5 thoughts on “Ashida Kim Unmasked

  1. Funniest review ever! Just like a terrible Ed Wood movie this offering from Kim may become a classic in the film noir underground. I wish I had a copy…….sigh.

  2. When I was 11 our dojo Kyoshi showed us this video tape. He called AK a professional con man and a dip shit. Only time I ever heard that language in the dojo. The video was just hilarious and that was what we thought the intent was behind showing it to the class. Nope the guy was 3 counties away and he was intent on coming to ours. People that were not in the martial arts circles in my town ran at the opportunity to train there and bragged about being in a ninja class. Subsequent beatings followed mostly at the beaches or school… The school that opened closed in 18 days. My dad (RIP) was a city cop at the time and he said the school ran off with a few grand in cash and checks and that was about it. Kyoshi told us that Hanshisei was concerned we would think this guy was legit and go to a class and get hurt or worse. Hanshisei never talked about Black Dragon or AK and left it to Kyoshi. You could tell by looking at him that he was more than concerned and we thought he may have had a run in with him somehow. He did crappy kata that are shuri te in nature and we study shuri karate do. I will never know now but I suspect he knew him somehow.

  3. Funny review. Oh it’s STILL available on his website. The catalog layout is a tangled mess so it can be difficult to find it. At least it’s transferred to the glorious DVD format of 2 tech generations ago.

  4. I have been in martial arts for 44 years, specifically in Kenpo and Jujutsu. In the 80s he did Ninjutsu, in 1989 he traveled to Japan and received a sandan from sensei Hatsumi. Back from Japan I decided not to continue with Ninjutsu at least publicly. I was there for a very short time but it has been a stigma in my martial curriculum. Kim Ashida does Ninjutsu, and Ninjutsu is not to be liked by anyone. I saw that in Japan, in the techniques and in the relaxed demeanor of Dojo. But that’s Ninjutsu, if someone doesn’t like that, they should practice something else. After more than 30 years of my journey to ninja Japan, a lot has happened. Hatsumi sensei ran out of dans and he decided to create 5 more dans to make the business more profitable. What other reason is there for that? Kim Ashida’s crime was writing some books, that’s all. An easy target but I don’t see the same criticism of the Bujinkan and I swear I’ve seen people with very high grades, and in my opinion they deserve an orange or green belt. So what are we talking about? If you don’t like Kim Ashida’s work, fine, I think it’s perfect. A comment is more than enough. And what about the Bujinkan firecrackers or the Ninja Empaire harunaka Hoshino? that is more objectionable. I remember that I wrote to Hoshino to find out about her school and when she answered me she offered me a sword worth 150,000 US$ and the chance to appear in a book that she was going to edit. Mr. Hatsumi I assure you that he has invoiced at least in these more than 30 years some 250,000,000 million dollars. He also has the Hombu dojo in Japan full from Monday to Sunday. You can see on YouTube what he teaches there…. Is Hatsumi criticized with the same harshness as Kim Ashida? No and I don’t understand why. Remember that Hatsumi is not recognized in Japan. He meditates on all this.

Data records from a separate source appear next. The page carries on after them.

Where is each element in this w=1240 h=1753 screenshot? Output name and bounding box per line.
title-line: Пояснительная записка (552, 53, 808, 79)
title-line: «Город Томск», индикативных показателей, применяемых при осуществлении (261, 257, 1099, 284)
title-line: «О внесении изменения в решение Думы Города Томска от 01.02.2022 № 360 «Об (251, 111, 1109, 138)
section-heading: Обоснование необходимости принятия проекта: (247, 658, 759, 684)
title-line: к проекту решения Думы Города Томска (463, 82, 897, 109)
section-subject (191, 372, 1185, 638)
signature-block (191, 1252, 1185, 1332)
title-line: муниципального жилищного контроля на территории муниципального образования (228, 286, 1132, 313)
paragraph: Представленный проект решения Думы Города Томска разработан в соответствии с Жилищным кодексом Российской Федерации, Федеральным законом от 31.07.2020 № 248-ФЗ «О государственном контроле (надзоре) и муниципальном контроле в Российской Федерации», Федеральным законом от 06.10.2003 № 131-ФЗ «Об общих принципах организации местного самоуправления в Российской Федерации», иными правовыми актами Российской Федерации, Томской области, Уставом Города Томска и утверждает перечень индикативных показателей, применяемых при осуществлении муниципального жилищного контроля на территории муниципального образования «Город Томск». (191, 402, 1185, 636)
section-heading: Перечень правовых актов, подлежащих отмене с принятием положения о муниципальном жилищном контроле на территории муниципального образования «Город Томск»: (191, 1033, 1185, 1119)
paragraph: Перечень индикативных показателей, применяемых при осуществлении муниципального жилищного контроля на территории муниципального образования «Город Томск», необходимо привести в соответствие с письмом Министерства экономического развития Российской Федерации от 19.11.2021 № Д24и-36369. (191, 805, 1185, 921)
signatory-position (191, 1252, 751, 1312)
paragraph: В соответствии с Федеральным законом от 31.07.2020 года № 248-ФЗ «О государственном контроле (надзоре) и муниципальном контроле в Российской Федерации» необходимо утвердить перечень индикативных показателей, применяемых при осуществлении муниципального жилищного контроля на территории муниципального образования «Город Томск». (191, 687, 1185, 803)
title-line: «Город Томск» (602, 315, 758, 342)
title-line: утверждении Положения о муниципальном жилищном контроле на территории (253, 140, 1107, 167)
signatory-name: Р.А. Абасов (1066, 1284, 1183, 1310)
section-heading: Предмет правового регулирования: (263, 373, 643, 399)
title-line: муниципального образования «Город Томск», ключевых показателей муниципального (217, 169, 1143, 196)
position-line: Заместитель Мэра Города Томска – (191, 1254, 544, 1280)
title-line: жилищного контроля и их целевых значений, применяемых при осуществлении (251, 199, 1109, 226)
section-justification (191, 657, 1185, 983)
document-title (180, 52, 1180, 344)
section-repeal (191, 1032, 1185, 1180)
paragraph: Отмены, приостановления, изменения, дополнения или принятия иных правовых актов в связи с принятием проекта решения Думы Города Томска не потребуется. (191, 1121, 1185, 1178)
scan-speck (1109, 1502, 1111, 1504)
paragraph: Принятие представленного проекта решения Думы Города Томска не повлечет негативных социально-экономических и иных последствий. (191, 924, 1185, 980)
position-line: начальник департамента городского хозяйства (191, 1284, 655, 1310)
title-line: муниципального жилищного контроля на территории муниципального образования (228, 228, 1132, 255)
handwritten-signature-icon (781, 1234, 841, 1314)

  5. You should get an award for writing this:

    “There is again no intent or energy behind the techniques performed. It evokes the disturbing image of an arthritic, anorexic Tyrannosaurus Rex stumbling hopelessly through a blighted post-meteor-strike landscape in the last fitfully coughing days of the dinosaurs….”

    I’m still wondering about Ashida after all these decades. I know he’s made up but some of his knowledge seems one-quarter legitimate?